Unlike our data, a previous study found that 25(OH)D was significantly associated with total testosterone in a large sample of men after controlling for age and BM.I2 Our results support lower testosterone concentrations in older men with higher BMI, but we did not find lower 25(OH)D concentrations in older men. In fact, men in the highest 25(OH)D quintile were significantly older than subjects in the lowest quintile, and there was no significant difference between 25(OH)D concentrations in veteran and active duty service members.
We also found that BMI was highest in the lowest quintile for 25(OH)D. These findings are similar to other previous research.1 The mean BMI in our study was 29.8 ± 4.1 kg/m2 (range 17.4 – 46.2), suggesting that most subjects were overweight, although we studied an active sample of men. Additionally, BMI data were available for only 70% of our subjects. Therefore, BMI may not accurately represent body composition in this population.
Limitations of this study include the retrospective nature of the medical record review in which we could establish correlations but not causal relationships. Furthermore, the sample was limited to subjects whose physicians ordered vitamin D and testosterone and is therefore not necessarily representative of all male service members.
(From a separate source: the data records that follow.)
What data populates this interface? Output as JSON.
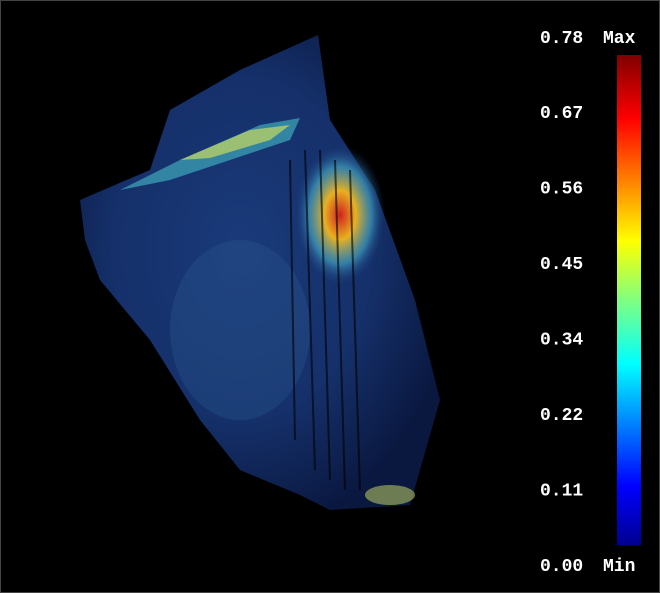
{
  "colorbar": {
    "ticks": [
      "0.78",
      "0.67",
      "0.56",
      "0.45",
      "0.34",
      "0.22",
      "0.11",
      "0.00"
    ],
    "max_label": "Max",
    "min_label": "Min"
  }
}
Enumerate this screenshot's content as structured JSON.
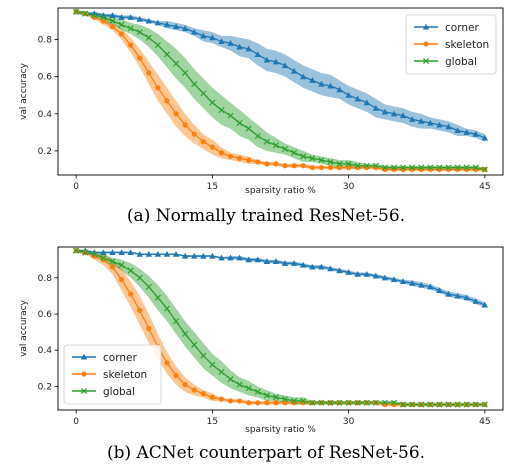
{
  "chart_data": [
    {
      "type": "line",
      "caption": "(a) Normally trained ResNet-56.",
      "xlabel": "sparsity ratio %",
      "ylabel": "val accuracy",
      "xlim": [
        -2,
        47
      ],
      "ylim": [
        0.07,
        0.97
      ],
      "xticks": [
        0,
        15,
        30,
        45
      ],
      "yticks": [
        0.2,
        0.4,
        0.6,
        0.8
      ],
      "legend_position": "top-right",
      "x": [
        0,
        1,
        2,
        3,
        4,
        5,
        6,
        7,
        8,
        9,
        10,
        11,
        12,
        13,
        14,
        15,
        16,
        17,
        18,
        19,
        20,
        21,
        22,
        23,
        24,
        25,
        26,
        27,
        28,
        29,
        30,
        31,
        32,
        33,
        34,
        35,
        36,
        37,
        38,
        39,
        40,
        41,
        42,
        43,
        44,
        45
      ],
      "series": [
        {
          "name": "corner",
          "color": "#1f77b4",
          "marker": "triangle",
          "values": [
            0.95,
            0.94,
            0.94,
            0.93,
            0.93,
            0.92,
            0.92,
            0.91,
            0.9,
            0.89,
            0.88,
            0.87,
            0.86,
            0.84,
            0.82,
            0.81,
            0.79,
            0.78,
            0.76,
            0.75,
            0.72,
            0.69,
            0.68,
            0.66,
            0.63,
            0.6,
            0.58,
            0.56,
            0.55,
            0.53,
            0.5,
            0.48,
            0.46,
            0.43,
            0.41,
            0.4,
            0.39,
            0.37,
            0.36,
            0.35,
            0.34,
            0.33,
            0.31,
            0.3,
            0.29,
            0.27
          ],
          "band": [
            0.01,
            0.01,
            0.01,
            0.01,
            0.01,
            0.01,
            0.01,
            0.01,
            0.01,
            0.01,
            0.02,
            0.02,
            0.02,
            0.02,
            0.03,
            0.03,
            0.03,
            0.04,
            0.05,
            0.05,
            0.06,
            0.06,
            0.06,
            0.06,
            0.06,
            0.06,
            0.06,
            0.06,
            0.06,
            0.05,
            0.05,
            0.05,
            0.05,
            0.05,
            0.04,
            0.04,
            0.04,
            0.04,
            0.04,
            0.03,
            0.03,
            0.03,
            0.03,
            0.02,
            0.02,
            0.02
          ]
        },
        {
          "name": "skeleton",
          "color": "#ff7f0e",
          "marker": "circle",
          "values": [
            0.95,
            0.94,
            0.92,
            0.9,
            0.87,
            0.83,
            0.77,
            0.7,
            0.62,
            0.54,
            0.47,
            0.4,
            0.34,
            0.29,
            0.25,
            0.22,
            0.19,
            0.17,
            0.16,
            0.15,
            0.14,
            0.13,
            0.13,
            0.12,
            0.12,
            0.12,
            0.11,
            0.11,
            0.11,
            0.11,
            0.11,
            0.11,
            0.11,
            0.11,
            0.1,
            0.1,
            0.1,
            0.1,
            0.1,
            0.1,
            0.1,
            0.1,
            0.1,
            0.1,
            0.1,
            0.1
          ],
          "band": [
            0.01,
            0.01,
            0.01,
            0.02,
            0.02,
            0.03,
            0.04,
            0.05,
            0.06,
            0.07,
            0.07,
            0.07,
            0.06,
            0.05,
            0.04,
            0.04,
            0.03,
            0.02,
            0.02,
            0.02,
            0.01,
            0.01,
            0.01,
            0.01,
            0.01,
            0.01,
            0.01,
            0.01,
            0.01,
            0.01,
            0.01,
            0.01,
            0.01,
            0.01,
            0.01,
            0.01,
            0.01,
            0.01,
            0.01,
            0.01,
            0.01,
            0.01,
            0.01,
            0.01,
            0.01,
            0.01
          ]
        },
        {
          "name": "global",
          "color": "#2ca02c",
          "marker": "x",
          "values": [
            0.95,
            0.94,
            0.93,
            0.92,
            0.9,
            0.88,
            0.86,
            0.84,
            0.81,
            0.77,
            0.72,
            0.67,
            0.62,
            0.56,
            0.51,
            0.46,
            0.42,
            0.39,
            0.35,
            0.32,
            0.28,
            0.25,
            0.23,
            0.21,
            0.19,
            0.17,
            0.16,
            0.15,
            0.14,
            0.13,
            0.13,
            0.12,
            0.12,
            0.12,
            0.11,
            0.11,
            0.11,
            0.11,
            0.11,
            0.11,
            0.11,
            0.11,
            0.11,
            0.11,
            0.11,
            0.1
          ],
          "band": [
            0.01,
            0.01,
            0.01,
            0.02,
            0.02,
            0.03,
            0.03,
            0.04,
            0.05,
            0.06,
            0.07,
            0.08,
            0.08,
            0.08,
            0.08,
            0.08,
            0.08,
            0.07,
            0.07,
            0.06,
            0.06,
            0.05,
            0.04,
            0.03,
            0.03,
            0.03,
            0.02,
            0.02,
            0.02,
            0.02,
            0.02,
            0.02,
            0.01,
            0.01,
            0.01,
            0.01,
            0.01,
            0.01,
            0.01,
            0.01,
            0.01,
            0.01,
            0.01,
            0.01,
            0.01,
            0.01
          ]
        }
      ]
    },
    {
      "type": "line",
      "caption": "(b) ACNet counterpart of ResNet-56.",
      "xlabel": "sparsity ratio %",
      "ylabel": "val accuracy",
      "xlim": [
        -2,
        47
      ],
      "ylim": [
        0.07,
        0.97
      ],
      "xticks": [
        0,
        15,
        30,
        45
      ],
      "yticks": [
        0.2,
        0.4,
        0.6,
        0.8
      ],
      "legend_position": "bottom-left",
      "x": [
        0,
        1,
        2,
        3,
        4,
        5,
        6,
        7,
        8,
        9,
        10,
        11,
        12,
        13,
        14,
        15,
        16,
        17,
        18,
        19,
        20,
        21,
        22,
        23,
        24,
        25,
        26,
        27,
        28,
        29,
        30,
        31,
        32,
        33,
        34,
        35,
        36,
        37,
        38,
        39,
        40,
        41,
        42,
        43,
        44,
        45
      ],
      "series": [
        {
          "name": "corner",
          "color": "#1f77b4",
          "marker": "triangle",
          "values": [
            0.95,
            0.95,
            0.94,
            0.94,
            0.94,
            0.94,
            0.94,
            0.93,
            0.93,
            0.93,
            0.93,
            0.93,
            0.92,
            0.92,
            0.92,
            0.92,
            0.91,
            0.91,
            0.91,
            0.9,
            0.9,
            0.89,
            0.89,
            0.88,
            0.88,
            0.87,
            0.86,
            0.86,
            0.85,
            0.84,
            0.83,
            0.82,
            0.82,
            0.81,
            0.8,
            0.79,
            0.78,
            0.77,
            0.76,
            0.75,
            0.73,
            0.71,
            0.7,
            0.69,
            0.67,
            0.65
          ],
          "band": [
            0.005,
            0.005,
            0.005,
            0.005,
            0.005,
            0.005,
            0.005,
            0.005,
            0.005,
            0.005,
            0.005,
            0.005,
            0.005,
            0.005,
            0.005,
            0.005,
            0.005,
            0.01,
            0.01,
            0.01,
            0.01,
            0.01,
            0.01,
            0.01,
            0.01,
            0.01,
            0.01,
            0.01,
            0.01,
            0.01,
            0.01,
            0.01,
            0.01,
            0.01,
            0.01,
            0.01,
            0.01,
            0.015,
            0.015,
            0.015,
            0.015,
            0.015,
            0.015,
            0.015,
            0.015,
            0.015
          ]
        },
        {
          "name": "skeleton",
          "color": "#ff7f0e",
          "marker": "circle",
          "values": [
            0.95,
            0.94,
            0.92,
            0.9,
            0.86,
            0.79,
            0.71,
            0.62,
            0.52,
            0.42,
            0.33,
            0.26,
            0.21,
            0.18,
            0.16,
            0.14,
            0.13,
            0.12,
            0.12,
            0.11,
            0.11,
            0.11,
            0.11,
            0.11,
            0.11,
            0.11,
            0.11,
            0.11,
            0.11,
            0.11,
            0.11,
            0.11,
            0.11,
            0.11,
            0.1,
            0.1,
            0.1,
            0.1,
            0.1,
            0.1,
            0.1,
            0.1,
            0.1,
            0.1,
            0.1,
            0.1
          ],
          "band": [
            0.01,
            0.01,
            0.02,
            0.03,
            0.04,
            0.06,
            0.07,
            0.08,
            0.08,
            0.07,
            0.06,
            0.05,
            0.04,
            0.03,
            0.02,
            0.02,
            0.01,
            0.01,
            0.01,
            0.01,
            0.01,
            0.01,
            0.01,
            0.01,
            0.01,
            0.01,
            0.01,
            0.01,
            0.01,
            0.01,
            0.01,
            0.01,
            0.01,
            0.01,
            0.01,
            0.01,
            0.01,
            0.01,
            0.01,
            0.01,
            0.01,
            0.01,
            0.01,
            0.01,
            0.01,
            0.01
          ]
        },
        {
          "name": "global",
          "color": "#2ca02c",
          "marker": "x",
          "values": [
            0.95,
            0.94,
            0.93,
            0.91,
            0.89,
            0.87,
            0.84,
            0.8,
            0.75,
            0.69,
            0.63,
            0.56,
            0.49,
            0.43,
            0.37,
            0.32,
            0.28,
            0.24,
            0.21,
            0.19,
            0.17,
            0.15,
            0.14,
            0.13,
            0.12,
            0.12,
            0.11,
            0.11,
            0.11,
            0.11,
            0.11,
            0.11,
            0.11,
            0.11,
            0.11,
            0.11,
            0.1,
            0.1,
            0.1,
            0.1,
            0.1,
            0.1,
            0.1,
            0.1,
            0.1,
            0.1
          ],
          "band": [
            0.01,
            0.01,
            0.01,
            0.02,
            0.02,
            0.03,
            0.04,
            0.05,
            0.06,
            0.07,
            0.07,
            0.07,
            0.07,
            0.07,
            0.07,
            0.06,
            0.06,
            0.05,
            0.04,
            0.04,
            0.03,
            0.03,
            0.02,
            0.02,
            0.02,
            0.02,
            0.01,
            0.01,
            0.01,
            0.01,
            0.01,
            0.01,
            0.01,
            0.01,
            0.01,
            0.01,
            0.01,
            0.01,
            0.01,
            0.01,
            0.01,
            0.01,
            0.01,
            0.01,
            0.01,
            0.01
          ]
        }
      ]
    }
  ]
}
Lastly, data were not available for confounding variables such as race, physical activity, dietary habits, sun exposure and sex hormone binding globulin. The study was strengthened by only including assays completed within 3 weeks of one another to control for a season of vitamin D analysis, and medical records were reviewed for one geographical location to limit the effect of latitude. Future studies should consider prospective trials in service members in which vitamin D and testosterone are measured across multiple time points along with a full metabolic profile.
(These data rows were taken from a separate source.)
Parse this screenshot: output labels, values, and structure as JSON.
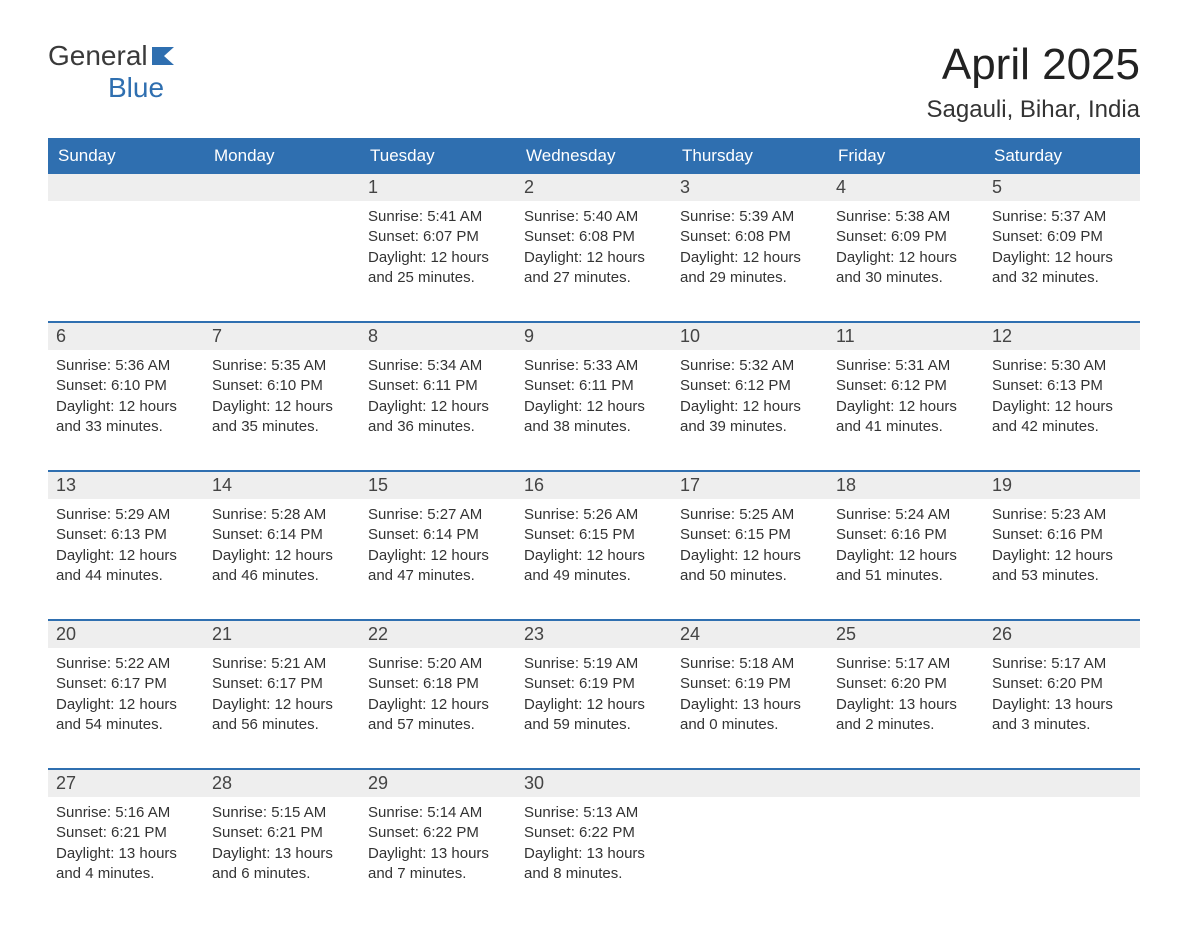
{
  "logo": {
    "text1": "General",
    "text2": "Blue"
  },
  "title": "April 2025",
  "location": "Sagauli, Bihar, India",
  "dow": [
    "Sunday",
    "Monday",
    "Tuesday",
    "Wednesday",
    "Thursday",
    "Friday",
    "Saturday"
  ],
  "colors": {
    "header_bg": "#2f6fb0",
    "header_text": "#ffffff",
    "daynum_bg": "#eeeeee",
    "text": "#333333",
    "rule": "#2f6fb0",
    "page_bg": "#ffffff",
    "logo_gray": "#3a3a3a",
    "logo_blue": "#2f6fb0"
  },
  "fonts": {
    "title_size_pt": 33,
    "location_size_pt": 18,
    "dow_size_pt": 13,
    "daynum_size_pt": 14,
    "body_size_pt": 11
  },
  "weeks": [
    [
      {
        "n": "",
        "lines": []
      },
      {
        "n": "",
        "lines": []
      },
      {
        "n": "1",
        "lines": [
          "Sunrise: 5:41 AM",
          "Sunset: 6:07 PM",
          "Daylight: 12 hours",
          "and 25 minutes."
        ]
      },
      {
        "n": "2",
        "lines": [
          "Sunrise: 5:40 AM",
          "Sunset: 6:08 PM",
          "Daylight: 12 hours",
          "and 27 minutes."
        ]
      },
      {
        "n": "3",
        "lines": [
          "Sunrise: 5:39 AM",
          "Sunset: 6:08 PM",
          "Daylight: 12 hours",
          "and 29 minutes."
        ]
      },
      {
        "n": "4",
        "lines": [
          "Sunrise: 5:38 AM",
          "Sunset: 6:09 PM",
          "Daylight: 12 hours",
          "and 30 minutes."
        ]
      },
      {
        "n": "5",
        "lines": [
          "Sunrise: 5:37 AM",
          "Sunset: 6:09 PM",
          "Daylight: 12 hours",
          "and 32 minutes."
        ]
      }
    ],
    [
      {
        "n": "6",
        "lines": [
          "Sunrise: 5:36 AM",
          "Sunset: 6:10 PM",
          "Daylight: 12 hours",
          "and 33 minutes."
        ]
      },
      {
        "n": "7",
        "lines": [
          "Sunrise: 5:35 AM",
          "Sunset: 6:10 PM",
          "Daylight: 12 hours",
          "and 35 minutes."
        ]
      },
      {
        "n": "8",
        "lines": [
          "Sunrise: 5:34 AM",
          "Sunset: 6:11 PM",
          "Daylight: 12 hours",
          "and 36 minutes."
        ]
      },
      {
        "n": "9",
        "lines": [
          "Sunrise: 5:33 AM",
          "Sunset: 6:11 PM",
          "Daylight: 12 hours",
          "and 38 minutes."
        ]
      },
      {
        "n": "10",
        "lines": [
          "Sunrise: 5:32 AM",
          "Sunset: 6:12 PM",
          "Daylight: 12 hours",
          "and 39 minutes."
        ]
      },
      {
        "n": "11",
        "lines": [
          "Sunrise: 5:31 AM",
          "Sunset: 6:12 PM",
          "Daylight: 12 hours",
          "and 41 minutes."
        ]
      },
      {
        "n": "12",
        "lines": [
          "Sunrise: 5:30 AM",
          "Sunset: 6:13 PM",
          "Daylight: 12 hours",
          "and 42 minutes."
        ]
      }
    ],
    [
      {
        "n": "13",
        "lines": [
          "Sunrise: 5:29 AM",
          "Sunset: 6:13 PM",
          "Daylight: 12 hours",
          "and 44 minutes."
        ]
      },
      {
        "n": "14",
        "lines": [
          "Sunrise: 5:28 AM",
          "Sunset: 6:14 PM",
          "Daylight: 12 hours",
          "and 46 minutes."
        ]
      },
      {
        "n": "15",
        "lines": [
          "Sunrise: 5:27 AM",
          "Sunset: 6:14 PM",
          "Daylight: 12 hours",
          "and 47 minutes."
        ]
      },
      {
        "n": "16",
        "lines": [
          "Sunrise: 5:26 AM",
          "Sunset: 6:15 PM",
          "Daylight: 12 hours",
          "and 49 minutes."
        ]
      },
      {
        "n": "17",
        "lines": [
          "Sunrise: 5:25 AM",
          "Sunset: 6:15 PM",
          "Daylight: 12 hours",
          "and 50 minutes."
        ]
      },
      {
        "n": "18",
        "lines": [
          "Sunrise: 5:24 AM",
          "Sunset: 6:16 PM",
          "Daylight: 12 hours",
          "and 51 minutes."
        ]
      },
      {
        "n": "19",
        "lines": [
          "Sunrise: 5:23 AM",
          "Sunset: 6:16 PM",
          "Daylight: 12 hours",
          "and 53 minutes."
        ]
      }
    ],
    [
      {
        "n": "20",
        "lines": [
          "Sunrise: 5:22 AM",
          "Sunset: 6:17 PM",
          "Daylight: 12 hours",
          "and 54 minutes."
        ]
      },
      {
        "n": "21",
        "lines": [
          "Sunrise: 5:21 AM",
          "Sunset: 6:17 PM",
          "Daylight: 12 hours",
          "and 56 minutes."
        ]
      },
      {
        "n": "22",
        "lines": [
          "Sunrise: 5:20 AM",
          "Sunset: 6:18 PM",
          "Daylight: 12 hours",
          "and 57 minutes."
        ]
      },
      {
        "n": "23",
        "lines": [
          "Sunrise: 5:19 AM",
          "Sunset: 6:19 PM",
          "Daylight: 12 hours",
          "and 59 minutes."
        ]
      },
      {
        "n": "24",
        "lines": [
          "Sunrise: 5:18 AM",
          "Sunset: 6:19 PM",
          "Daylight: 13 hours",
          "and 0 minutes."
        ]
      },
      {
        "n": "25",
        "lines": [
          "Sunrise: 5:17 AM",
          "Sunset: 6:20 PM",
          "Daylight: 13 hours",
          "and 2 minutes."
        ]
      },
      {
        "n": "26",
        "lines": [
          "Sunrise: 5:17 AM",
          "Sunset: 6:20 PM",
          "Daylight: 13 hours",
          "and 3 minutes."
        ]
      }
    ],
    [
      {
        "n": "27",
        "lines": [
          "Sunrise: 5:16 AM",
          "Sunset: 6:21 PM",
          "Daylight: 13 hours",
          "and 4 minutes."
        ]
      },
      {
        "n": "28",
        "lines": [
          "Sunrise: 5:15 AM",
          "Sunset: 6:21 PM",
          "Daylight: 13 hours",
          "and 6 minutes."
        ]
      },
      {
        "n": "29",
        "lines": [
          "Sunrise: 5:14 AM",
          "Sunset: 6:22 PM",
          "Daylight: 13 hours",
          "and 7 minutes."
        ]
      },
      {
        "n": "30",
        "lines": [
          "Sunrise: 5:13 AM",
          "Sunset: 6:22 PM",
          "Daylight: 13 hours",
          "and 8 minutes."
        ]
      },
      {
        "n": "",
        "lines": []
      },
      {
        "n": "",
        "lines": []
      },
      {
        "n": "",
        "lines": []
      }
    ]
  ]
}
In conclusion, these data show a high prevalence of vitamin D deficiency in male soldiers and veterans assessed in the southeast region of the United States. At low 25(OH)D concentrations, a linear relationship with testosterone concentrations emerged that indicates vitamin D deficiency may limit testosterone synthesis and potentially limit human performance. However, the general linear model for all ranges of vitamin D showed BMI and age had a stronger relationship with testosterone than vitamin D. Military personnel undergo unique physical and operational training, deployment schedules, and have greater risk of injury than civilians, thereby increasing stress to their neuroendocrine system. Since both vitamin D deficiency and hypothalamo-pituitary dysfunction plague service members, future research should prospectively assess vitamin D status in comprehensive treatment plans for endocrine disorders to optimise human performance, improve resiliency, and reduce morbidity of warriors and veterans.